Under ideal conditions, bees favor near-perfect hexagons. The geometry is famous for efficiently packing space while using minimal material.

Natural nest sites, however, rarely offer perfect planes. Hollow trees, attic voids, and box frames introduce ripples, gaps, and curves.

On rough terrain, ideal cells become costly. Irregular sizes require more wax and reduce storage and brood efficiency. The hive still has to function – so the bees adjust.

Bees tackle structural challenges

The team set out to observe how those adjustments unfold. “We wanted to find the rules of decision-making in a distributed colony,” said Golnar Gharooni Fard, the study’s lead author.

They 3D-printed comb “foundations” with shallow hexagon guides in several sizes – smaller than normal, larger than normal, and near average.

These panels were placed into live hives near Boulder Creek, where forager bees mingled with returnees and the walls of hexagons began to rise.

After the bees built, the researchers scanned the new comb with X-ray microscopy to map its fine structure. The result was a catalog of on-the-fly building tactics that allowed colonies to bridge mismatches between the guided pattern and what their bodies and behaviors preferred.

Bee workarounds keep hives thriving

On small-cell guides, bees merged adjacent cells to recover usable volume. On larger guides, they tilted walls, layered cells, or introduced transitions to step down toward their favored size. Across patterns, the bees blended strategies. They didn’t abandon the site. They made it work.

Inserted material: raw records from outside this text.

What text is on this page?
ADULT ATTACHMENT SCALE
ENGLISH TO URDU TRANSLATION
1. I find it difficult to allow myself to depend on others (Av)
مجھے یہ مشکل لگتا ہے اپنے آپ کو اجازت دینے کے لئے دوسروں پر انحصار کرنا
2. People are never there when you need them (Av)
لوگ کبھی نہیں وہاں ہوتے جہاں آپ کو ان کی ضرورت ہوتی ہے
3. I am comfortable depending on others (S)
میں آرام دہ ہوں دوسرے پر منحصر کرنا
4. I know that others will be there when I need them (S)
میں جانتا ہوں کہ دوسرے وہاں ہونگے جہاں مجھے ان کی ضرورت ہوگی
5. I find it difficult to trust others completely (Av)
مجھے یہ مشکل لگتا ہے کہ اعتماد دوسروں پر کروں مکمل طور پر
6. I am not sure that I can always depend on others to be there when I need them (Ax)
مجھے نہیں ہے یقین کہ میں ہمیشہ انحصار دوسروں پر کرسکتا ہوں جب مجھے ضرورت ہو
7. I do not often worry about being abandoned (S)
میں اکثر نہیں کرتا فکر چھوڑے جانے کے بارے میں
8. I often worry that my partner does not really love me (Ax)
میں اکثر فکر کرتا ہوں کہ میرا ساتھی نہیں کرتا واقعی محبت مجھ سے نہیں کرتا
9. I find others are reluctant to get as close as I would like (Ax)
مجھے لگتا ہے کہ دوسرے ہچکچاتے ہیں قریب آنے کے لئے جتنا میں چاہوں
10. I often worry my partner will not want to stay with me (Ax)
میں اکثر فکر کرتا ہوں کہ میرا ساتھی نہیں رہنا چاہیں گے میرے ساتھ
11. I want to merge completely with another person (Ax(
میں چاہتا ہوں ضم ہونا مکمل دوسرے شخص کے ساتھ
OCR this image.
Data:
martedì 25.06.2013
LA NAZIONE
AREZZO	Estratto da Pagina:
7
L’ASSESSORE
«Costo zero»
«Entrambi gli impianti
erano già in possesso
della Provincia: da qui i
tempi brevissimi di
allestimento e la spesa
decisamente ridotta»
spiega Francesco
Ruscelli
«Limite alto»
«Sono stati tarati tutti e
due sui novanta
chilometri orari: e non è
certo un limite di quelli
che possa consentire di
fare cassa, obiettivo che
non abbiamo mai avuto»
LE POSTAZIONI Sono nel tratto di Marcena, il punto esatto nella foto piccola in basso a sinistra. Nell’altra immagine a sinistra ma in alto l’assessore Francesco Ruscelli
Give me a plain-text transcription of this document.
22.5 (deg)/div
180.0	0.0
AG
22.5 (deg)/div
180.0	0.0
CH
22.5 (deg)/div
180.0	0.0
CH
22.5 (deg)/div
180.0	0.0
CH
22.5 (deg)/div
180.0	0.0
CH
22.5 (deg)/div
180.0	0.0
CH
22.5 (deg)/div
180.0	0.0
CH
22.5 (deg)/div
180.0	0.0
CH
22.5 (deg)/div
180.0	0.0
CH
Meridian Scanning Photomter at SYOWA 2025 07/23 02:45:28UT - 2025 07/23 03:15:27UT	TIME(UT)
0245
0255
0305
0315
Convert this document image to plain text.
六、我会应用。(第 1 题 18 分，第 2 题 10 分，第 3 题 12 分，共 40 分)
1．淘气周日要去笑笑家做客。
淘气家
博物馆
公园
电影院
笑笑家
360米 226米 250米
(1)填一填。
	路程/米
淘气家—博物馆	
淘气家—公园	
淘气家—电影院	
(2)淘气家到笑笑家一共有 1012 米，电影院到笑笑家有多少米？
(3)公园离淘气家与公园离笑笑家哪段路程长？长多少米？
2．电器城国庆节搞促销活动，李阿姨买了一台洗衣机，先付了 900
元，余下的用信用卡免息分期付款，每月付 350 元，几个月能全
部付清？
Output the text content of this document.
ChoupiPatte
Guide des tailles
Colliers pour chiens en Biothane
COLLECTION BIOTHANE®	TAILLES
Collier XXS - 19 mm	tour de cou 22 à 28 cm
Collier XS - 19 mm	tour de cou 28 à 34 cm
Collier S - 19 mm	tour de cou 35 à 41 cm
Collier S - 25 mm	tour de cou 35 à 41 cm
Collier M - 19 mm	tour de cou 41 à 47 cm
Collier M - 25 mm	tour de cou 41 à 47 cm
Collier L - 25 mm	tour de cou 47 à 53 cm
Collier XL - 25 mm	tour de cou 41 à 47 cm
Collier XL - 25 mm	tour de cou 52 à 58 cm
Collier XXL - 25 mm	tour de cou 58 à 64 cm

“All those things happen in nature. If they’re building honeycomb on a tree, and at some point they get to the end of the branch, the branch might not be super flat, and they need to figure that out,” said Fard.

The picture that emerges is not a top-down blueprint but a set of local rules distributed across many workers. Individuals add tiny wax deposits, sense geometry and neighbors, and adjust. The colony, in aggregate, solves the constraint.

The study stops short of pinning down the “why” behind each tactic. Some choices may balance strength, storage, and brood needs. Others may reflect limits of body size or heat flow.

The authors want to probe the decision logic further – how bees switch tactics, how they partition labor, and how information spreads without a foreman.

Beehive wisdom for new tech

The implications extend beyond entomology. Honeycomb already inspires lightweight, stiff structures in aerospace and architecture. The new results add a dynamic twist: how to morph a repeating pattern across irregular boundaries without wasting material.

López Jiménez of CU Boulder’s Aerospace Engineering Sciences Department also sees lessons for additive manufacturing.

“The bees take turns, and they organize themselves, and we don’t know how that happens,” he said. “Can we learn from how the bees organize labor or how they distribute themselves?”

If 3D printers borrowed even a fraction of that adaptability – changing layer orientation or cell size on the fly to bridge defects – engineers could cut waste and improve reliability. The hive suggests a path: simple local rules scaled across many agents can yield resilient global structures.

Architecture born from evolution

Bees do not wait for perfect scaffolds. They treat irregular surfaces as puzzles and solve them with a toolkit of merges, tilts, and layers.

The work demonstrates how efficient architecture can emerge from countless small acts, each guided by limited information but tuned by evolution for thrift. That is good biology – and it might also be good engineering.

The study is published in the journal PLOS Biology.